Las luces de neón corrían veloces al otro lado de la ventana del carro. Micaela, desde el espejo retrovisor, miraba a su hija que, apenas se acostó, se quedó dormida al instante. Sin quererlo, una tensión invisible empezó a apretar su pecho.
La salud y el futuro de su hija, grabados siempre en la mirada de Micaela, de pronto parecían frágiles, como si en cualquier segundo fueran a romperse por culpa de las palabras “hereditario”.
Desde que su hija nació, Micaela se había vuelto extremadamente cuidadosa. Bastaba con que la niña tuviera una tos o un dolorcito para que ella pasara la noche en vela, angustiada. Cada vez que le tocaba llevarla a vacunar y la veía llorar con esa vocecita ronca, el dolor la acompañaba durante días.
Eso era algo que Micaela simplemente no podía controlar. Siempre que se trataba de su hija, el pánico le ganaba, y su mente se iba directo a pensar lo peor.
Sabía perfectamente que las vacunas eran para el bien de la niña, aun así, no podía evitar ponerse nerviosa.
Al regresar al estacionamiento y entrar a casa, lo primero que hizo fue acomodar a su hija. Apenas terminó, le pidió a Sofía que no la molestara, porque tenía que trabajar un rato.
Micaela entró a su estudio, cerró la puerta y encendió la computadora sin perder el tiempo. Abrió la carpeta de Damaris, esa que le pesaba como una piedra en el pecho.
Sentía los dedos helados. Al ver aquel informe tan grueso, era como si una roca se precipitara directo a su corazón.
Fue directo a la parte del informe con información genética y análisis de ADN. Los términos médicos, que antes le habrían parecido fríos y lejanos, ahora le tiraban directo a su lado más vulnerable de madre. Cada palabra era un golpe.
“Herencia autosómica dominante—”
“Localización del gen causante—porcentaje de expresión, la probabilidad de que la hija herede el gen es del cincuenta por ciento.”
Línea tras línea, las palabras se le grababan como agujas en los ojos y el corazón.
Al final, cerró los ojos y hundió la cara en las manos. Su hija… tenía una posibilidad entre dos de…
De pronto recordó los datos que Ángel le había mandado la vez pasada. Se recargó de golpe en la silla, el pecho le latía desbocado. Se obligó a tranquilizarse. Necesitaba datos, necesitaba pruebas, no podía permitirse dejarse llevar por suposiciones.

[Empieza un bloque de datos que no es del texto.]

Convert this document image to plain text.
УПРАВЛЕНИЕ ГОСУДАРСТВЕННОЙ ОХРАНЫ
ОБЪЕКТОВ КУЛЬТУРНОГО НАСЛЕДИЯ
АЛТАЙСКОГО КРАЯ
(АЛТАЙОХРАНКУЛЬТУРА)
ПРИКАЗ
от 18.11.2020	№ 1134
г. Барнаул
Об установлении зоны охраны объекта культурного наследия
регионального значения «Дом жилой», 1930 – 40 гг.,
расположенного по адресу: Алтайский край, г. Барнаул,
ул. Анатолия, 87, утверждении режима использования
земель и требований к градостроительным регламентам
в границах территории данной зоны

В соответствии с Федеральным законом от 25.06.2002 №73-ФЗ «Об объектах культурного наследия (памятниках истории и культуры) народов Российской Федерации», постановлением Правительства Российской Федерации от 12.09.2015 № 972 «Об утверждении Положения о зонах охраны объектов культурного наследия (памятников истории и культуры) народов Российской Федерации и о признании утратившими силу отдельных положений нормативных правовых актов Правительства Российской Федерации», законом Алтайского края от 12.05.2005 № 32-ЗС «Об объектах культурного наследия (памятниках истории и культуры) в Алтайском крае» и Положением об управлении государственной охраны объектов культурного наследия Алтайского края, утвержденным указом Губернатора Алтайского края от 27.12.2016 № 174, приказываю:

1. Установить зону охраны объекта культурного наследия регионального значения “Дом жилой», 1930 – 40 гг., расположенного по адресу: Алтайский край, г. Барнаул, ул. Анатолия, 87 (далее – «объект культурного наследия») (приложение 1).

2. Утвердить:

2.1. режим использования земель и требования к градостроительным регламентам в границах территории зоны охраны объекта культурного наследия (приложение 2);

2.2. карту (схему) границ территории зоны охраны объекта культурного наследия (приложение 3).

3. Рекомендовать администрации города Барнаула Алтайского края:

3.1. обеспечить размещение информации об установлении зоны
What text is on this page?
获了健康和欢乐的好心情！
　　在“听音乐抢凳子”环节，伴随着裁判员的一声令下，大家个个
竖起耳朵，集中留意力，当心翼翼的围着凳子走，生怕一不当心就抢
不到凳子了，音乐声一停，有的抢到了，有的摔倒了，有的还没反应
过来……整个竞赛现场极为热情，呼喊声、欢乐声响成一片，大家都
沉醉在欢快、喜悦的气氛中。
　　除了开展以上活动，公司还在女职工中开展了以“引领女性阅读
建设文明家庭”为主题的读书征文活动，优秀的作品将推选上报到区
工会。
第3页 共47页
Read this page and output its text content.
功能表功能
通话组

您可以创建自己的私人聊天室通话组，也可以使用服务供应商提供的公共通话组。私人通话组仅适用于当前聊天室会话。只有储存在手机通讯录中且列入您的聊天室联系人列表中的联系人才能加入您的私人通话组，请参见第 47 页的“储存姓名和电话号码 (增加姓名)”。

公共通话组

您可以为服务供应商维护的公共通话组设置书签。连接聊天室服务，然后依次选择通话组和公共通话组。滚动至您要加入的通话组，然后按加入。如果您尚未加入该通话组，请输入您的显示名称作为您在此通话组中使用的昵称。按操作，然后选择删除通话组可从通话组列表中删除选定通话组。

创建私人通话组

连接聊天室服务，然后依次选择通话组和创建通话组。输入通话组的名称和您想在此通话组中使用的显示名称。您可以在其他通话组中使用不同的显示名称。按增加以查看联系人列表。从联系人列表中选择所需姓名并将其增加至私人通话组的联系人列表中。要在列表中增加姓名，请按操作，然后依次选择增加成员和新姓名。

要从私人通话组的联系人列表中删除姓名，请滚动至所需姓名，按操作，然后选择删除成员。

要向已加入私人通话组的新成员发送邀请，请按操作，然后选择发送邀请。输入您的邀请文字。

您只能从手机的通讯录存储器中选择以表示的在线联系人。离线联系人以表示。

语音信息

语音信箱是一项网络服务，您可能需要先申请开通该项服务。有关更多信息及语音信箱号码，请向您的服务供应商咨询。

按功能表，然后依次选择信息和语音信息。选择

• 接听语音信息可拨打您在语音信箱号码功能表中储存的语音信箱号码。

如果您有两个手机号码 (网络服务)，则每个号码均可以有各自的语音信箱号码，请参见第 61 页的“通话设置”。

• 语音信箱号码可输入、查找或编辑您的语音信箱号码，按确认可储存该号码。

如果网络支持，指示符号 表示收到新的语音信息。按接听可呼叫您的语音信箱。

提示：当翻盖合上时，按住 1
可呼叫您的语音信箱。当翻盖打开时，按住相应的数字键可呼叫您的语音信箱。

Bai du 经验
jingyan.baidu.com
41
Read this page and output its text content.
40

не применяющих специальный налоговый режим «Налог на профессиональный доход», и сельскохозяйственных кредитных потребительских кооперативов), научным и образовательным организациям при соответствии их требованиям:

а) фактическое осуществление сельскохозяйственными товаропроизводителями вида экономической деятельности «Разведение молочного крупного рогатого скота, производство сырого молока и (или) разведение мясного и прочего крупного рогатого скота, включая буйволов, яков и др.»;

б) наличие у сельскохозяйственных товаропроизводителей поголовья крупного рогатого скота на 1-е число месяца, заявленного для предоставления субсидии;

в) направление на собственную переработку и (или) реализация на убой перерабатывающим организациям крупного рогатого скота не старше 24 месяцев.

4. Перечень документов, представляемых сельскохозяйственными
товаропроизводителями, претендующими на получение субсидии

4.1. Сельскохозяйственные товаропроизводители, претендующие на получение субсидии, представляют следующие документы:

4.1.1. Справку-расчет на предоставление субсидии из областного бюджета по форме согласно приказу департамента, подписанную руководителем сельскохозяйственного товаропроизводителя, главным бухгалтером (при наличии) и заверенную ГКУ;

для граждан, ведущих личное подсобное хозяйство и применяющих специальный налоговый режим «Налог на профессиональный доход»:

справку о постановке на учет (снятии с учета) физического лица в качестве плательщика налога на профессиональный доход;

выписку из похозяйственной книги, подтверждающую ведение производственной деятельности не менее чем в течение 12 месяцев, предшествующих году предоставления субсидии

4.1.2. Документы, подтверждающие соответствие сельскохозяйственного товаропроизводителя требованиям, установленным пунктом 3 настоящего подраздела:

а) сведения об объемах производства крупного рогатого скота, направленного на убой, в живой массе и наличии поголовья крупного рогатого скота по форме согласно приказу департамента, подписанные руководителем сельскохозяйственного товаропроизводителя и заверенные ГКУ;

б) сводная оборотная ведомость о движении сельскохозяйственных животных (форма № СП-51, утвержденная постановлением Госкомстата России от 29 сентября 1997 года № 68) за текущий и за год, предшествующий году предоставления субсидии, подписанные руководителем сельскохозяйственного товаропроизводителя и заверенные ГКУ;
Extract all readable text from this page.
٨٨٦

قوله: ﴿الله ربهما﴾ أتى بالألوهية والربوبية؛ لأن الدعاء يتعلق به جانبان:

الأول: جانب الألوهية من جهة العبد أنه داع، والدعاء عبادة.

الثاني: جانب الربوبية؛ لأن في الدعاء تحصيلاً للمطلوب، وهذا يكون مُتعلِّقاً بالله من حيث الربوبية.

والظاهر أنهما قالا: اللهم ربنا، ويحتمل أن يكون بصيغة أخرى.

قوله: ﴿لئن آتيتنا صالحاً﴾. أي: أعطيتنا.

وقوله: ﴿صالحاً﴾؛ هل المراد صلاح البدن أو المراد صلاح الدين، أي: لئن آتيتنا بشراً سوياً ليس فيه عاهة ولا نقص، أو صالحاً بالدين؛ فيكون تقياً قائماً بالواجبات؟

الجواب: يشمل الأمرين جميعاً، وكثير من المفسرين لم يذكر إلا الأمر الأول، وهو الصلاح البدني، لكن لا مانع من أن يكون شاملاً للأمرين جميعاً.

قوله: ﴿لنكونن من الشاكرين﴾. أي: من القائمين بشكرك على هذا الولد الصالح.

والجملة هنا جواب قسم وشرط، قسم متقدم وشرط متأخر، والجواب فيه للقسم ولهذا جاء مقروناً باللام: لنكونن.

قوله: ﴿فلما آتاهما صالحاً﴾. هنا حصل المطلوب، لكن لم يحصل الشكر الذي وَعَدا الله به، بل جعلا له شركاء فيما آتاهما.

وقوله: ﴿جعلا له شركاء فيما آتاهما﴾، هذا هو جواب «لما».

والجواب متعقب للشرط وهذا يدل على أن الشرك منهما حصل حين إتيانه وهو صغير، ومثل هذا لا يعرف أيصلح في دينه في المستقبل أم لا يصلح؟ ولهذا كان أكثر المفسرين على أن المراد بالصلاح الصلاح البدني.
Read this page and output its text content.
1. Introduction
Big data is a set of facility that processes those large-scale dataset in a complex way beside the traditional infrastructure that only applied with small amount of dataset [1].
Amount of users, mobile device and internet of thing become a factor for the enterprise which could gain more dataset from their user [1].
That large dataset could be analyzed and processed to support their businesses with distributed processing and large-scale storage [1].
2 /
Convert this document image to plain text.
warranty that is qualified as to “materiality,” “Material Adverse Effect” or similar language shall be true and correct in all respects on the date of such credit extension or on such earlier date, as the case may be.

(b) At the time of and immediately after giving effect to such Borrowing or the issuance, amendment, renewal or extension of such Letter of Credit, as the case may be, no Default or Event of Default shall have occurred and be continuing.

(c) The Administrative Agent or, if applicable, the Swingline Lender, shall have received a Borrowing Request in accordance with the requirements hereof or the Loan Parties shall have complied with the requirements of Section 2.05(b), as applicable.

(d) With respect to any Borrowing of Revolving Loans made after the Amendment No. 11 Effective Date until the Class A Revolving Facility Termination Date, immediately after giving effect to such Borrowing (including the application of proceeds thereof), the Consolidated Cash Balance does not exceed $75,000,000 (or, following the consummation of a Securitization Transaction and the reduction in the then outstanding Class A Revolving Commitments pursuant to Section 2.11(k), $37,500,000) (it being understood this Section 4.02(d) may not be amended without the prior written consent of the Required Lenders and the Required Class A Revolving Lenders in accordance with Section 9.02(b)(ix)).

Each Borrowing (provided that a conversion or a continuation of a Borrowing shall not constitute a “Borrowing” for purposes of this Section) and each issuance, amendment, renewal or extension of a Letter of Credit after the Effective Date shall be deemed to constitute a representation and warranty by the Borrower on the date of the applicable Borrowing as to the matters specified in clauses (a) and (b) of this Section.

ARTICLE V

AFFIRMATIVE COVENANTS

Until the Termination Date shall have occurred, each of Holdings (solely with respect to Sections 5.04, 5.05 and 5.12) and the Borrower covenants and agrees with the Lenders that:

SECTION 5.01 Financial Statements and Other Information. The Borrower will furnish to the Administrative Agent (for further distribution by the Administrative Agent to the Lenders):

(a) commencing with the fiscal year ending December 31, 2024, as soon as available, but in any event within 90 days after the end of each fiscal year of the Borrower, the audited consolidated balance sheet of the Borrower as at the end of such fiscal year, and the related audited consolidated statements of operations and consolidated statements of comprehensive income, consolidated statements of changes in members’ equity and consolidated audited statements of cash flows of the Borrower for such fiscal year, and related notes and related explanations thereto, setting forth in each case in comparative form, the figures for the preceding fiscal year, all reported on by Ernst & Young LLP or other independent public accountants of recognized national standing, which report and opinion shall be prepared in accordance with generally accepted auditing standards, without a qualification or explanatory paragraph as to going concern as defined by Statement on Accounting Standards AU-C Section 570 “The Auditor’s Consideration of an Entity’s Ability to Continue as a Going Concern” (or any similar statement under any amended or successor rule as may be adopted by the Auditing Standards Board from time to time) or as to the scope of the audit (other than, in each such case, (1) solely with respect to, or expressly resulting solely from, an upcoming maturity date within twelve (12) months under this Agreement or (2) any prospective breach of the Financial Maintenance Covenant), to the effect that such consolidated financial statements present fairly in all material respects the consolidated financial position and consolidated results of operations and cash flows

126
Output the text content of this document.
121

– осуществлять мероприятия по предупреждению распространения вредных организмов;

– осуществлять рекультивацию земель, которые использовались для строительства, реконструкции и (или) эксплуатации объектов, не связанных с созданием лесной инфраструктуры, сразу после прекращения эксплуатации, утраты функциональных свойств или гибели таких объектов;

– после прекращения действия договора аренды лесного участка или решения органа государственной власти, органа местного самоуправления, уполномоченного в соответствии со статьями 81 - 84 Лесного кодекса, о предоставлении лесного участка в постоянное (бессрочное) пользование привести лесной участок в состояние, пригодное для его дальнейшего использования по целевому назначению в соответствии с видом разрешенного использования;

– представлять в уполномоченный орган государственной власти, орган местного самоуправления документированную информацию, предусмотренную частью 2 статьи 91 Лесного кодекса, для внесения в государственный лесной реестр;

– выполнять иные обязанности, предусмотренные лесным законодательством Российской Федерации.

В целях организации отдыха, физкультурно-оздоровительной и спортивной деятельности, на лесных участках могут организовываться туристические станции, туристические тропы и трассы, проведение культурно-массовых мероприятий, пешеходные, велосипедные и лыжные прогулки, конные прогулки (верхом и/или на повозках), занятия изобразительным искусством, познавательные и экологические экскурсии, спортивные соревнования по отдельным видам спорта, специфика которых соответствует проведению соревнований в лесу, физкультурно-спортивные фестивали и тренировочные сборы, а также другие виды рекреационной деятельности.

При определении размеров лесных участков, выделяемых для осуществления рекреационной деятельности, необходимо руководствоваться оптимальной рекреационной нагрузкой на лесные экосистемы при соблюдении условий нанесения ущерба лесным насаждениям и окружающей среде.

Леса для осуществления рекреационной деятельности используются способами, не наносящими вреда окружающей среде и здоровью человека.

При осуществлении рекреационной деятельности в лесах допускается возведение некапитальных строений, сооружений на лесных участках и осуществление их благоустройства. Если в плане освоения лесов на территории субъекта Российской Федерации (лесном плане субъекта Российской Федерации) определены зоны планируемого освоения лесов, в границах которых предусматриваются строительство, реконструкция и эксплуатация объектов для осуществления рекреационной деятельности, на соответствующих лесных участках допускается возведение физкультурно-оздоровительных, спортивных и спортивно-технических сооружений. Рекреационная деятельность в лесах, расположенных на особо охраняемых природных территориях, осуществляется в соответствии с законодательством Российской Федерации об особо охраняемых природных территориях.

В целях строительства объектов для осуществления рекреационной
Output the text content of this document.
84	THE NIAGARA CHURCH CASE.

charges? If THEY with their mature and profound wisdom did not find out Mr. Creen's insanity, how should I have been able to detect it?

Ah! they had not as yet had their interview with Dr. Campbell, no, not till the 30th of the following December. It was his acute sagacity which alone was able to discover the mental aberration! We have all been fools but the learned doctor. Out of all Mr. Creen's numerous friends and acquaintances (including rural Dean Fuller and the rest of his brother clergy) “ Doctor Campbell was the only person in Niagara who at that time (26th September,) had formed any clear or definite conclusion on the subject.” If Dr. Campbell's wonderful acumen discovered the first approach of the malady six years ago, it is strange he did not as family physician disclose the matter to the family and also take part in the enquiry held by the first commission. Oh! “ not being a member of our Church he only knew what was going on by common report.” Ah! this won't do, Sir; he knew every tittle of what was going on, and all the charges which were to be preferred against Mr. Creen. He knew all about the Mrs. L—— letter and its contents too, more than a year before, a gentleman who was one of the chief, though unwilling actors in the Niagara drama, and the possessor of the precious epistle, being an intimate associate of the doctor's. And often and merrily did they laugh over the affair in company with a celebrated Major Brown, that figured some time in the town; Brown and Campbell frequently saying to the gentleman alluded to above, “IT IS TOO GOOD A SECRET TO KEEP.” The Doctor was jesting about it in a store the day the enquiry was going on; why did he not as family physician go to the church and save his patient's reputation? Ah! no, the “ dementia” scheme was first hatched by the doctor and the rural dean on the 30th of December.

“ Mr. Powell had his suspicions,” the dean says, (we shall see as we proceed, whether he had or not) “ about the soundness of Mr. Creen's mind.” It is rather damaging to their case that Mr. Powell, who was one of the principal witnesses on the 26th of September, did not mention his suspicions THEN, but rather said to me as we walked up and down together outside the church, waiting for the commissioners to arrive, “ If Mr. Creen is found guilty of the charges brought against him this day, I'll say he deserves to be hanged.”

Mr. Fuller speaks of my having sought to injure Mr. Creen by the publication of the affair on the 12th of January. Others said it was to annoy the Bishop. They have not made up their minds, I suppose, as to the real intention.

Rápido, abrió la computadora y empezó a teclear. Ángel le había dado acceso total a la base de datos del laboratorio.
Ahí, descubrió que en el laboratorio de Ángel había datos de casi mil pacientes, con registros que rastreaban hasta cuatro generaciones. Un dato la detuvo: la probabilidad de herencia saltada de generación bajaba a un treinta por ciento, veinte por ciento menos que la transmisión directa de madre a hija.